Commenter Stephanie points out that dilution occurs with coin rewards to ordinary quests, too. I didn't know that. I'll have to pay more attention in the future.
Commenters Stargrace and Stephanie point out that the specific problem I mentioned is likely due to the fact that quests normally degrade rewards as you level, and that this happens while you are working on the quest or writ is likely an oversight.
Which I think is more or less accurate. I have begun to wonder, though, about the entire scheme of reducing the status or gold reward as you level.
When I take a job in the real world, I don't get paid less because I'm more experienced. I might learn less while doing it, thus I don't mind reduced experience awards. I'm not explicitly promised a specific amount of experience by a quest anyway. I am promised a specific amount of gold and status. If I'm higher level, they will pay me less? It doesn't make sense.
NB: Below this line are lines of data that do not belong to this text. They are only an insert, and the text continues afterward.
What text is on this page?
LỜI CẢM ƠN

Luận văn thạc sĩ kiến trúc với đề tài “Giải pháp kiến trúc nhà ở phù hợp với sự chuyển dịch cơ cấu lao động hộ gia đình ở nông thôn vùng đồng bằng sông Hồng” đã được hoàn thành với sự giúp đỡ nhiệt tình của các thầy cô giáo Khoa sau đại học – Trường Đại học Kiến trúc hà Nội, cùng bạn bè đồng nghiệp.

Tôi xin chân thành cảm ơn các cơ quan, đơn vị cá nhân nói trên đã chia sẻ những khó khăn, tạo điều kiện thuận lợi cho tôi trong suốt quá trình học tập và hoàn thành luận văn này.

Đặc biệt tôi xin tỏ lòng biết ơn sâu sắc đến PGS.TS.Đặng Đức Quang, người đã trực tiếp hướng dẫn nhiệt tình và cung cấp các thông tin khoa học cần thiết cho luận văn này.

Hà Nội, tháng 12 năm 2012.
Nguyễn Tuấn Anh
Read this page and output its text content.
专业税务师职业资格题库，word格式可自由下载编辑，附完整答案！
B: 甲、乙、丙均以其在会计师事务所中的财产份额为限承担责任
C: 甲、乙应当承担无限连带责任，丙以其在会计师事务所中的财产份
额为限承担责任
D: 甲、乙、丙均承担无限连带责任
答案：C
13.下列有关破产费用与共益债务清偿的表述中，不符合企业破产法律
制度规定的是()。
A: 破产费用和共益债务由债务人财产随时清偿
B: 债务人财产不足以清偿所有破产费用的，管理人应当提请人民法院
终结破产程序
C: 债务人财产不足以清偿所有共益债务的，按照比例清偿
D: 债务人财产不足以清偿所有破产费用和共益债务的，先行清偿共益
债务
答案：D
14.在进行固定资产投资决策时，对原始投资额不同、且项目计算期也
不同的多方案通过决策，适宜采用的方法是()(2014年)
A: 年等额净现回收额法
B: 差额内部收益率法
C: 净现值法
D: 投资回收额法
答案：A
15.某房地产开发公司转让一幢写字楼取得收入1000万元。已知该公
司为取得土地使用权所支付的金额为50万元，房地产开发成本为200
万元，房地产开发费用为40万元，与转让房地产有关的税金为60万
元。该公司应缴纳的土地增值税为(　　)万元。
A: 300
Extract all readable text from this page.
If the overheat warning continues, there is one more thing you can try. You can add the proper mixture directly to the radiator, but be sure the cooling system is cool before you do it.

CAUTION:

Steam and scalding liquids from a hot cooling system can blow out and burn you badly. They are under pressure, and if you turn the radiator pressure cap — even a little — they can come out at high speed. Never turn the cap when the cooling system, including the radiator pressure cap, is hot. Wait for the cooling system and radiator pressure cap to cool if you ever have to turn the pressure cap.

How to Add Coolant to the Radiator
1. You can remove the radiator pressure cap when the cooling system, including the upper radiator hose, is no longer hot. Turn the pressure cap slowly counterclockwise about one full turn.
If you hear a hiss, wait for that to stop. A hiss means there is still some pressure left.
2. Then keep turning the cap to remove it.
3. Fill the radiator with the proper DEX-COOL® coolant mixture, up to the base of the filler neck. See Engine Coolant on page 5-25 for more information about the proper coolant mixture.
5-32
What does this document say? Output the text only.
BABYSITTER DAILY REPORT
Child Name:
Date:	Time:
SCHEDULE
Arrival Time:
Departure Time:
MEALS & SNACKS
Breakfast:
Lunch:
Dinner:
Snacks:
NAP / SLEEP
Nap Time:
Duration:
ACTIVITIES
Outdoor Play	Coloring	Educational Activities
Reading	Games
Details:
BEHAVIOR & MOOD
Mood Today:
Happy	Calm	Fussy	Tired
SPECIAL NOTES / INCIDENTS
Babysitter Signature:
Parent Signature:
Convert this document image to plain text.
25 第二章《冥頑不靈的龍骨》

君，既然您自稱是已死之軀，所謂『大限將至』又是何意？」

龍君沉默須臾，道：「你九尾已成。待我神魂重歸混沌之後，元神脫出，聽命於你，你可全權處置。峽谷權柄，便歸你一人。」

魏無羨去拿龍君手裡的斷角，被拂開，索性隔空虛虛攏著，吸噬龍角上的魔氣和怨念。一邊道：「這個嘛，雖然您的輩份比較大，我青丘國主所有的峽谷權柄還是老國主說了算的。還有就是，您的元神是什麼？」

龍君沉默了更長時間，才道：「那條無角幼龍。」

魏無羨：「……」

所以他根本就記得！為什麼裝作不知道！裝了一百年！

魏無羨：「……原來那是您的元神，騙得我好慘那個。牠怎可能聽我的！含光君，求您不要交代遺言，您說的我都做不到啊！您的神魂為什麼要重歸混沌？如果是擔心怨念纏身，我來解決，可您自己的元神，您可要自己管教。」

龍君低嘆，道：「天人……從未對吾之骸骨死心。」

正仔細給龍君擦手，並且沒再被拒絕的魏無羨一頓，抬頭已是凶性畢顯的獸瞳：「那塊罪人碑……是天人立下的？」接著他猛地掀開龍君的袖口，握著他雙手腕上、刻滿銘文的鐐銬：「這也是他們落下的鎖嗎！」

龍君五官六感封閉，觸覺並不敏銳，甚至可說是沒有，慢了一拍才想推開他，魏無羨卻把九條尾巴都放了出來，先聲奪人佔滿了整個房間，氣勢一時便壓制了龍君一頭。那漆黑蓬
Furthermore, it doesn't change my behavior in any obvious way. When I do Rush Orders, I do the hardest one available. Full stop. And I watch the rewards for cooking a rush order decrease as I become a better cook. Wha?
Ask yourself this question: Each Rush Order is available to me for a span of about 15 levels. If we were to take the average of the status awards over those levels and just fix the status to be that average over those entire 15 levels, what difference would it make? Would there be an exploit? I can't see one. Would I change my behavior and not do a harder Rush Order when it becomes available? No, because the harder one would still have a bigger reward.
Some programmer (and I'm a programmer, so it might have been me) had to write code that made coin and status rewards decline as the character levels. Maybe it reused code for experience rewards, so it wasn't too much trouble. But it was some effort. But I can't see the value add of that effort. How does this make the game more fun to play? How does it prevent exploits? How does it build community? I don't see the value in it.
Mind you, three years ago, I was probably all for it. But since then I've played other games that don't do it and realized it wasn't adding anything. It just seems like SOE is cracking the whip at me for no good reason.
Some commenters have suggested that I use /feedback. I've used it before, and I probably will on this issue. However, even though I don't think this blog is all that influential, I still think it has more visibility than a single /feedback. So I'll post about it here. And in some regards, there's a philosophical argument here for fewer mechanics. Which doesn't belong in a /feedback.
You know, when a mob I didn't see jumps out from around a corner, I think, "Well done, level designer". Well, actually first I think, "Oh ******! Time to mez". That's the kind of thing the game devs should be trying to torment you with. Or putting red sparklies in new zones and not telling anyone. Hurt me like that some more. But the dilution of writ and quest rewards isn't like that. I say, no thanks.